“Friending” Your Way to the Top October 24, 2009, by Peter Mirus in Coaching

One of the best ways to advance your sphere of influence in the business world is to invest in relationships. Word of mouth drives a significant portion of growth for many companies in many industries.

A popular vehicle for doing this, particularly for the small business crowd, is BNI the "largest business networking organization in the world." But there are oodles of others that exist at all levels of business: chambers of commerce, trade shows, conferences, executive roundtables, etc. You create a connection, find common ground, and start developing a relationship.

The basic principle of relationship-based business networking is to get to know and respect other individuals within your network, and to refer as much business as possible with the hope that you will receive referrals in return. "Givers gain" the constant BNI mantra.

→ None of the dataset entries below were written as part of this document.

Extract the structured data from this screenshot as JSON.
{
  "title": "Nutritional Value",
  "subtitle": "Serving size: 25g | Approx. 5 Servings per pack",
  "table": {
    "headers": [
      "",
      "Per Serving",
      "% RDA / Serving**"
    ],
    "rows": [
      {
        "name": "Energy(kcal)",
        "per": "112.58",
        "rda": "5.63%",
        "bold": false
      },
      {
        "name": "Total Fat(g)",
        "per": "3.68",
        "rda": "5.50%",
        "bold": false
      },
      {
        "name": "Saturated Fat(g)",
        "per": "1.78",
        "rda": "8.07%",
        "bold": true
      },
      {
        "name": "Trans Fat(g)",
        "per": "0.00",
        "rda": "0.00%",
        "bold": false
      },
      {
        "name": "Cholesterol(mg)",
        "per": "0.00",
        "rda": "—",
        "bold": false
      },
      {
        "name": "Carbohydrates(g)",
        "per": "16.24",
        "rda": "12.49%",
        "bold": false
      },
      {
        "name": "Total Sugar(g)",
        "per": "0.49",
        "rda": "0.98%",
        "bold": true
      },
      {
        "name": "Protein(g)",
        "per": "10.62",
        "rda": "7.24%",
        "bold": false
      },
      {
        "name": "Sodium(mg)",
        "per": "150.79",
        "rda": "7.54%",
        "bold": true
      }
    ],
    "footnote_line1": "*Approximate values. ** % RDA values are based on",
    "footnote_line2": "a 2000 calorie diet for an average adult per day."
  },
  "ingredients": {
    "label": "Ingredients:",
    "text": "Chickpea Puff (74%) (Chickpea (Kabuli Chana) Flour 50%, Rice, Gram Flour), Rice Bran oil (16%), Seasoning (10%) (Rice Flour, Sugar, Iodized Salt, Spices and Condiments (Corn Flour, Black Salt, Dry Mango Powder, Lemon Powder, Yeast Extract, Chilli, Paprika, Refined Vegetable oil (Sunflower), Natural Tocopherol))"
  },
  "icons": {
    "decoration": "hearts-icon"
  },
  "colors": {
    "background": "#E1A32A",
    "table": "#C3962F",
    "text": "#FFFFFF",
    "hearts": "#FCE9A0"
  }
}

Once you have spent a certain amount of time "networking" (or "friending", as some call it) you come to recognize falsity when you see it. An inevitable aspect of these types of environments is that they attract hustlers who just acquire and dispose of relationships as pure commodities. So much so, at times, that ethical people who have had disappointing networking experiences might wonder if being ethical and "friending your way to the top" have any compatibility.

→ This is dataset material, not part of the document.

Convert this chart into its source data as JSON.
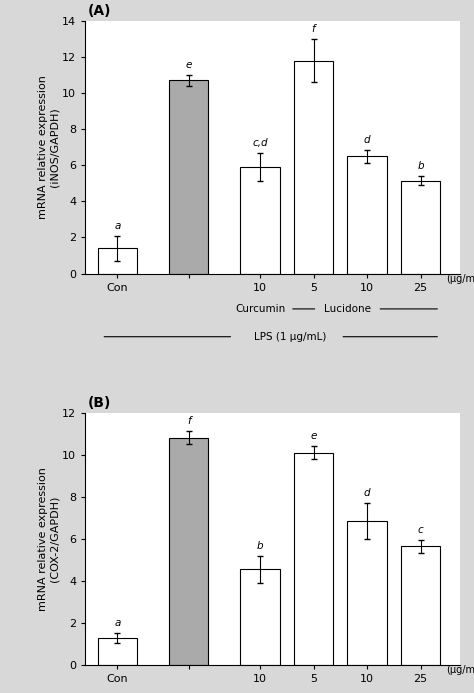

Responsible people shouldn't develop relationships under the guise of friendship when the purpose is in fact utilitarian. You don't befriend someone solely for getting to their money, or their contacts. You don't stay in the relationship just long enough to get everything that you want. We should not play it like that; but rather live to a higher standard than the "ethical requirements of our profession".

So, here are the rules of engagement (from my point of view) for "friending your way to the top".

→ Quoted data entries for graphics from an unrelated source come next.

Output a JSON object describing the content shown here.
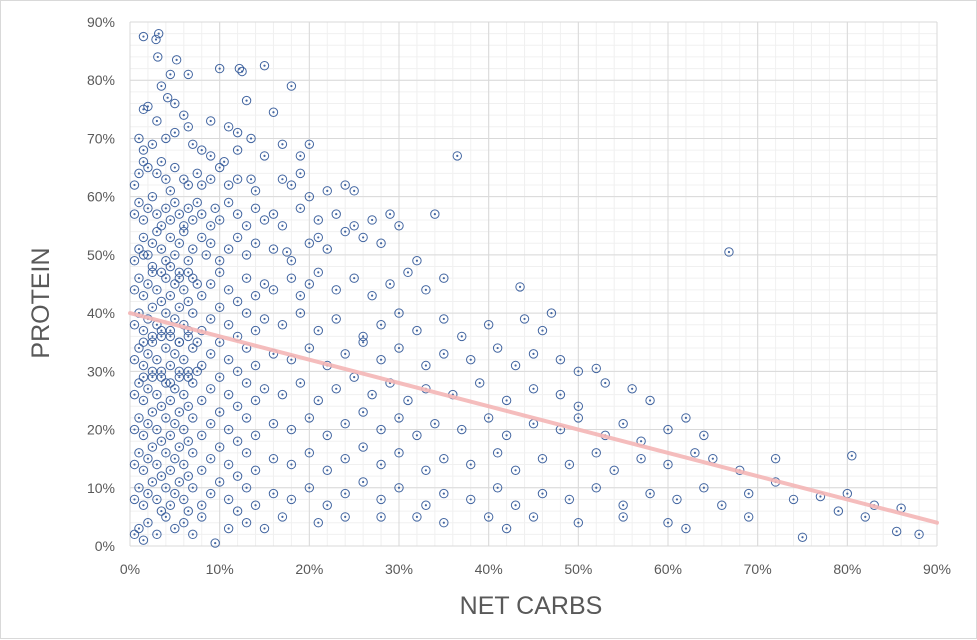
{
  "chart_data": {
    "type": "scatter",
    "title": "",
    "xlabel": "NET CARBS",
    "ylabel": "PROTEIN",
    "xlim": [
      0,
      90
    ],
    "ylim": [
      0,
      90
    ],
    "x_ticks": [
      "0%",
      "10%",
      "20%",
      "30%",
      "40%",
      "50%",
      "60%",
      "70%",
      "80%",
      "90%"
    ],
    "y_ticks": [
      "0%",
      "10%",
      "20%",
      "30%",
      "40%",
      "50%",
      "60%",
      "70%",
      "80%",
      "90%"
    ],
    "grid": "major and minor",
    "legend": "none",
    "marker_color": "#2f5597",
    "trendline": {
      "type": "linear",
      "color": "#f4b6b6",
      "x": [
        0,
        90
      ],
      "y": [
        40,
        4
      ]
    },
    "points": [
      [
        1.5,
        87.5
      ],
      [
        3.2,
        88
      ],
      [
        2.9,
        87
      ],
      [
        3.1,
        84
      ],
      [
        4.5,
        81
      ],
      [
        5.2,
        83.5
      ],
      [
        6.5,
        81
      ],
      [
        10,
        82
      ],
      [
        12.2,
        82
      ],
      [
        12.5,
        81.5
      ],
      [
        15,
        82.5
      ],
      [
        18,
        79
      ],
      [
        1.5,
        75
      ],
      [
        2,
        75.5
      ],
      [
        3.5,
        79
      ],
      [
        4.2,
        77
      ],
      [
        5,
        76
      ],
      [
        6,
        74
      ],
      [
        9,
        73
      ],
      [
        11,
        72
      ],
      [
        12,
        71
      ],
      [
        13,
        76.5
      ],
      [
        16,
        74.5
      ],
      [
        1,
        70
      ],
      [
        1.5,
        68
      ],
      [
        2.5,
        69
      ],
      [
        3,
        73
      ],
      [
        4,
        70
      ],
      [
        5,
        71
      ],
      [
        6.5,
        72
      ],
      [
        7,
        69
      ],
      [
        8,
        68
      ],
      [
        9,
        67
      ],
      [
        10.5,
        66
      ],
      [
        12,
        68
      ],
      [
        13.5,
        70
      ],
      [
        15,
        67
      ],
      [
        17,
        69
      ],
      [
        19,
        67
      ],
      [
        20,
        69
      ],
      [
        0.5,
        62
      ],
      [
        1,
        64
      ],
      [
        1.5,
        66
      ],
      [
        2,
        65
      ],
      [
        3,
        64
      ],
      [
        3.5,
        66
      ],
      [
        4,
        63
      ],
      [
        4.5,
        61
      ],
      [
        5,
        65
      ],
      [
        6,
        63
      ],
      [
        6.5,
        62
      ],
      [
        7.5,
        64
      ],
      [
        8,
        62
      ],
      [
        9,
        63
      ],
      [
        10,
        65
      ],
      [
        11,
        62
      ],
      [
        12,
        63
      ],
      [
        13.5,
        63
      ],
      [
        14,
        61
      ],
      [
        17,
        63
      ],
      [
        18,
        62
      ],
      [
        19,
        64
      ],
      [
        20,
        60
      ],
      [
        22,
        61
      ],
      [
        24,
        62
      ],
      [
        25,
        61
      ],
      [
        36.5,
        67
      ],
      [
        0.5,
        57
      ],
      [
        1,
        59
      ],
      [
        1.5,
        56
      ],
      [
        2,
        58
      ],
      [
        2.5,
        60
      ],
      [
        3,
        57
      ],
      [
        3.5,
        55
      ],
      [
        4,
        58
      ],
      [
        4.5,
        56
      ],
      [
        5,
        59
      ],
      [
        5.5,
        57
      ],
      [
        6,
        55
      ],
      [
        6.5,
        58
      ],
      [
        7,
        56
      ],
      [
        7.5,
        59
      ],
      [
        8,
        57
      ],
      [
        9,
        55
      ],
      [
        9.5,
        58
      ],
      [
        10,
        56
      ],
      [
        11,
        59
      ],
      [
        12,
        57
      ],
      [
        13,
        55
      ],
      [
        14,
        58
      ],
      [
        15,
        56
      ],
      [
        16,
        57
      ],
      [
        17,
        55
      ],
      [
        19,
        58
      ],
      [
        21,
        56
      ],
      [
        23,
        57
      ],
      [
        25,
        55
      ],
      [
        27,
        56
      ],
      [
        29,
        57
      ],
      [
        30,
        55
      ],
      [
        34,
        57
      ],
      [
        0.5,
        49
      ],
      [
        1,
        51
      ],
      [
        1.5,
        53
      ],
      [
        2,
        50
      ],
      [
        2.5,
        52
      ],
      [
        3,
        54
      ],
      [
        3.5,
        51
      ],
      [
        4,
        49
      ],
      [
        4.5,
        53
      ],
      [
        5,
        50
      ],
      [
        5.5,
        52
      ],
      [
        6,
        54
      ],
      [
        6.5,
        49
      ],
      [
        7,
        51
      ],
      [
        8,
        53
      ],
      [
        8.5,
        50
      ],
      [
        9,
        52
      ],
      [
        10,
        49
      ],
      [
        11,
        51
      ],
      [
        12,
        53
      ],
      [
        13,
        50
      ],
      [
        14,
        52
      ],
      [
        16,
        51
      ],
      [
        17.5,
        50.5
      ],
      [
        18,
        49
      ],
      [
        20,
        52
      ],
      [
        21,
        53
      ],
      [
        22,
        51
      ],
      [
        24,
        54
      ],
      [
        26,
        53
      ],
      [
        28,
        52
      ],
      [
        32,
        49
      ],
      [
        66.8,
        50.5
      ],
      [
        0.5,
        44
      ],
      [
        1,
        46
      ],
      [
        1.5,
        43
      ],
      [
        2,
        45
      ],
      [
        2.5,
        47
      ],
      [
        3,
        44
      ],
      [
        3.5,
        42
      ],
      [
        4,
        46
      ],
      [
        4.5,
        43
      ],
      [
        5,
        45
      ],
      [
        5.5,
        47
      ],
      [
        6,
        44
      ],
      [
        6.5,
        42
      ],
      [
        7,
        46
      ],
      [
        8,
        43
      ],
      [
        9,
        45
      ],
      [
        10,
        47
      ],
      [
        11,
        44
      ],
      [
        12,
        42
      ],
      [
        13,
        46
      ],
      [
        14,
        43
      ],
      [
        15,
        45
      ],
      [
        16,
        44
      ],
      [
        18,
        46
      ],
      [
        19,
        43
      ],
      [
        20,
        45
      ],
      [
        21,
        47
      ],
      [
        23,
        44
      ],
      [
        25,
        46
      ],
      [
        27,
        43
      ],
      [
        29,
        45
      ],
      [
        31,
        47
      ],
      [
        33,
        44
      ],
      [
        35,
        46
      ],
      [
        43.5,
        44.5
      ],
      [
        0.5,
        38
      ],
      [
        1,
        40
      ],
      [
        1.5,
        37
      ],
      [
        2,
        39
      ],
      [
        2.5,
        41
      ],
      [
        3,
        38
      ],
      [
        3.5,
        36
      ],
      [
        4,
        40
      ],
      [
        4.5,
        37
      ],
      [
        5,
        39
      ],
      [
        5.5,
        41
      ],
      [
        6,
        38
      ],
      [
        6.5,
        36
      ],
      [
        7,
        40
      ],
      [
        8,
        37
      ],
      [
        9,
        39
      ],
      [
        10,
        41
      ],
      [
        11,
        38
      ],
      [
        12,
        36
      ],
      [
        13,
        40
      ],
      [
        14,
        37
      ],
      [
        15,
        39
      ],
      [
        17,
        38
      ],
      [
        19,
        40
      ],
      [
        21,
        37
      ],
      [
        23,
        39
      ],
      [
        26,
        36
      ],
      [
        28,
        38
      ],
      [
        30,
        40
      ],
      [
        32,
        37
      ],
      [
        35,
        39
      ],
      [
        37,
        36
      ],
      [
        40,
        38
      ],
      [
        44,
        39
      ],
      [
        46,
        37
      ],
      [
        47,
        40
      ],
      [
        0.5,
        32
      ],
      [
        1,
        34
      ],
      [
        1.5,
        31
      ],
      [
        2,
        33
      ],
      [
        2.5,
        35
      ],
      [
        3,
        32
      ],
      [
        3.5,
        30
      ],
      [
        4,
        34
      ],
      [
        4.5,
        31
      ],
      [
        5,
        33
      ],
      [
        5.5,
        35
      ],
      [
        6,
        32
      ],
      [
        6.5,
        30
      ],
      [
        7,
        34
      ],
      [
        8,
        31
      ],
      [
        9,
        33
      ],
      [
        10,
        35
      ],
      [
        11,
        32
      ],
      [
        12,
        30
      ],
      [
        13,
        34
      ],
      [
        14,
        31
      ],
      [
        16,
        33
      ],
      [
        18,
        32
      ],
      [
        20,
        34
      ],
      [
        22,
        31
      ],
      [
        24,
        33
      ],
      [
        26,
        35
      ],
      [
        28,
        32
      ],
      [
        30,
        34
      ],
      [
        33,
        31
      ],
      [
        35,
        33
      ],
      [
        38,
        32
      ],
      [
        41,
        34
      ],
      [
        43,
        31
      ],
      [
        45,
        33
      ],
      [
        48,
        32
      ],
      [
        50,
        30
      ],
      [
        52,
        30.5
      ],
      [
        0.5,
        26
      ],
      [
        1,
        28
      ],
      [
        1.5,
        25
      ],
      [
        2,
        27
      ],
      [
        2.5,
        29
      ],
      [
        3,
        26
      ],
      [
        3.5,
        24
      ],
      [
        4,
        28
      ],
      [
        4.5,
        25
      ],
      [
        5,
        27
      ],
      [
        5.5,
        29
      ],
      [
        6,
        26
      ],
      [
        6.5,
        24
      ],
      [
        7,
        28
      ],
      [
        8,
        25
      ],
      [
        9,
        27
      ],
      [
        10,
        29
      ],
      [
        11,
        26
      ],
      [
        12,
        24
      ],
      [
        13,
        28
      ],
      [
        14,
        25
      ],
      [
        15,
        27
      ],
      [
        17,
        26
      ],
      [
        19,
        28
      ],
      [
        21,
        25
      ],
      [
        23,
        27
      ],
      [
        25,
        29
      ],
      [
        27,
        26
      ],
      [
        29,
        28
      ],
      [
        31,
        25
      ],
      [
        33,
        27
      ],
      [
        36,
        26
      ],
      [
        39,
        28
      ],
      [
        42,
        25
      ],
      [
        45,
        27
      ],
      [
        48,
        26
      ],
      [
        50,
        24
      ],
      [
        53,
        28
      ],
      [
        56,
        27
      ],
      [
        58,
        25
      ],
      [
        0.5,
        20
      ],
      [
        1,
        22
      ],
      [
        1.5,
        19
      ],
      [
        2,
        21
      ],
      [
        2.5,
        23
      ],
      [
        3,
        20
      ],
      [
        3.5,
        18
      ],
      [
        4,
        22
      ],
      [
        4.5,
        19
      ],
      [
        5,
        21
      ],
      [
        5.5,
        23
      ],
      [
        6,
        20
      ],
      [
        6.5,
        18
      ],
      [
        7,
        22
      ],
      [
        8,
        19
      ],
      [
        9,
        21
      ],
      [
        10,
        23
      ],
      [
        11,
        20
      ],
      [
        12,
        18
      ],
      [
        13,
        22
      ],
      [
        14,
        19
      ],
      [
        16,
        21
      ],
      [
        18,
        20
      ],
      [
        20,
        22
      ],
      [
        22,
        19
      ],
      [
        24,
        21
      ],
      [
        26,
        23
      ],
      [
        28,
        20
      ],
      [
        30,
        22
      ],
      [
        32,
        19
      ],
      [
        34,
        21
      ],
      [
        37,
        20
      ],
      [
        40,
        22
      ],
      [
        42,
        19
      ],
      [
        45,
        21
      ],
      [
        48,
        20
      ],
      [
        50,
        22
      ],
      [
        53,
        19
      ],
      [
        55,
        21
      ],
      [
        57,
        18
      ],
      [
        60,
        20
      ],
      [
        62,
        22
      ],
      [
        64,
        19
      ],
      [
        0.5,
        14
      ],
      [
        1,
        16
      ],
      [
        1.5,
        13
      ],
      [
        2,
        15
      ],
      [
        2.5,
        17
      ],
      [
        3,
        14
      ],
      [
        3.5,
        12
      ],
      [
        4,
        16
      ],
      [
        4.5,
        13
      ],
      [
        5,
        15
      ],
      [
        5.5,
        17
      ],
      [
        6,
        14
      ],
      [
        6.5,
        12
      ],
      [
        7,
        16
      ],
      [
        8,
        13
      ],
      [
        9,
        15
      ],
      [
        10,
        17
      ],
      [
        11,
        14
      ],
      [
        12,
        12
      ],
      [
        13,
        16
      ],
      [
        14,
        13
      ],
      [
        16,
        15
      ],
      [
        18,
        14
      ],
      [
        20,
        16
      ],
      [
        22,
        13
      ],
      [
        24,
        15
      ],
      [
        26,
        17
      ],
      [
        28,
        14
      ],
      [
        30,
        16
      ],
      [
        33,
        13
      ],
      [
        35,
        15
      ],
      [
        38,
        14
      ],
      [
        41,
        16
      ],
      [
        43,
        13
      ],
      [
        46,
        15
      ],
      [
        49,
        14
      ],
      [
        52,
        16
      ],
      [
        54,
        13
      ],
      [
        57,
        15
      ],
      [
        60,
        14
      ],
      [
        63,
        16
      ],
      [
        65,
        15
      ],
      [
        68,
        13
      ],
      [
        72,
        15
      ],
      [
        80.5,
        15.5
      ],
      [
        0.5,
        8
      ],
      [
        1,
        10
      ],
      [
        1.5,
        7
      ],
      [
        2,
        9
      ],
      [
        2.5,
        11
      ],
      [
        3,
        8
      ],
      [
        3.5,
        6
      ],
      [
        4,
        10
      ],
      [
        4.5,
        7
      ],
      [
        5,
        9
      ],
      [
        5.5,
        11
      ],
      [
        6,
        8
      ],
      [
        6.5,
        6
      ],
      [
        7,
        10
      ],
      [
        8,
        7
      ],
      [
        9,
        9
      ],
      [
        10,
        11
      ],
      [
        11,
        8
      ],
      [
        12,
        6
      ],
      [
        13,
        10
      ],
      [
        14,
        7
      ],
      [
        16,
        9
      ],
      [
        18,
        8
      ],
      [
        20,
        10
      ],
      [
        22,
        7
      ],
      [
        24,
        9
      ],
      [
        26,
        11
      ],
      [
        28,
        8
      ],
      [
        30,
        10
      ],
      [
        33,
        7
      ],
      [
        35,
        9
      ],
      [
        38,
        8
      ],
      [
        41,
        10
      ],
      [
        43,
        7
      ],
      [
        46,
        9
      ],
      [
        49,
        8
      ],
      [
        52,
        10
      ],
      [
        55,
        7
      ],
      [
        58,
        9
      ],
      [
        61,
        8
      ],
      [
        64,
        10
      ],
      [
        66,
        7
      ],
      [
        69,
        9
      ],
      [
        72,
        11
      ],
      [
        74,
        8
      ],
      [
        77,
        8.5
      ],
      [
        80,
        9
      ],
      [
        83,
        7
      ],
      [
        86,
        6.5
      ],
      [
        0.5,
        2
      ],
      [
        1,
        3
      ],
      [
        1.5,
        1
      ],
      [
        2,
        4
      ],
      [
        3,
        2
      ],
      [
        4,
        5
      ],
      [
        5,
        3
      ],
      [
        6,
        4
      ],
      [
        7,
        2
      ],
      [
        8,
        5
      ],
      [
        9.5,
        0.5
      ],
      [
        11,
        3
      ],
      [
        13,
        4
      ],
      [
        15,
        3
      ],
      [
        17,
        5
      ],
      [
        21,
        4
      ],
      [
        24,
        5
      ],
      [
        28,
        5
      ],
      [
        32,
        5
      ],
      [
        35,
        4
      ],
      [
        40,
        5
      ],
      [
        42,
        3
      ],
      [
        45,
        5
      ],
      [
        50,
        4
      ],
      [
        55,
        5
      ],
      [
        60,
        4
      ],
      [
        62,
        3
      ],
      [
        69,
        5
      ],
      [
        75,
        1.5
      ],
      [
        79,
        6
      ],
      [
        82,
        5
      ],
      [
        85.5,
        2.5
      ],
      [
        88,
        2
      ],
      [
        1.5,
        50
      ],
      [
        2.5,
        48
      ],
      [
        3.5,
        47
      ],
      [
        4.5,
        48
      ],
      [
        5.5,
        46
      ],
      [
        6.5,
        47
      ],
      [
        7.5,
        45
      ],
      [
        1.5,
        35
      ],
      [
        2.5,
        36
      ],
      [
        3.5,
        37
      ],
      [
        4.5,
        36
      ],
      [
        5.5,
        35
      ],
      [
        6.5,
        37
      ],
      [
        7.5,
        35
      ],
      [
        1.5,
        29
      ],
      [
        2.5,
        30
      ],
      [
        3.5,
        29
      ],
      [
        4.5,
        28
      ],
      [
        5.5,
        30
      ],
      [
        6.5,
        29
      ],
      [
        7.5,
        30
      ]
    ]
  }
}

  1. Be above board. Make sure that the people you are engaging with know that your interest is primarily motivated by business. Don't act like you want to be everybody's bosom buddy if you have no intention of being anything remotely close.
  2. Don't make commitments that you have no ability to keep. Business networking can often create an aura of eagerness, where everybody tries to please everybody else. It can be catching, heady, cathartic. Don't say you will buy anything that you won't. Don't feign interest in getting together with someone socially outside of the group when you have no intention of doing so. Don't say you are interested in donating to something that you know, in your heart, is out of the question. Don't take five business cards knowing you are going to throw them away as soon as you get out the door.
  3. Don't abuse friendships outside of the group by giving junk referrals that you know will never pan out. In other words, don't tell a carpenter, cosmetic salesperson, or insurance broker "I have a friend who might need some of that" when you don't really know if your friend needs it or not. (Hey, everybody needs insurance, right? All women wear makeup, right?) Your friends should not get cold calls (or worse, impromptu home visits) from people who they have never met and probably will never do business with.
  4. Don't assume that you know someone just because you have spent 10 one-hour sessions with that person (and numerous other people). Almost everyone puts on some sort of a facade for business networking.  Maybe you can cultivate an eye for genuine people, but there are many (MANY) inveterate liars out there who can keep it up for a very long time. Do your own research outside of the group before you refer any person in your group to anybody.
  5. In business networking circles built on affinity (such as religious), don't assume that people are competent because they share the same religious beliefs, and don't expect that anyone should have the same trust in you. First, not all religious people are invariably honestsome people can really split hairs between “this is what my religious teaches” and what is “just business”. Second, not all honest people are competent in their chosen profession. You should never do business with someone in ignorance of their other important characteristicsyou aren't doing anyone a favor in the long run.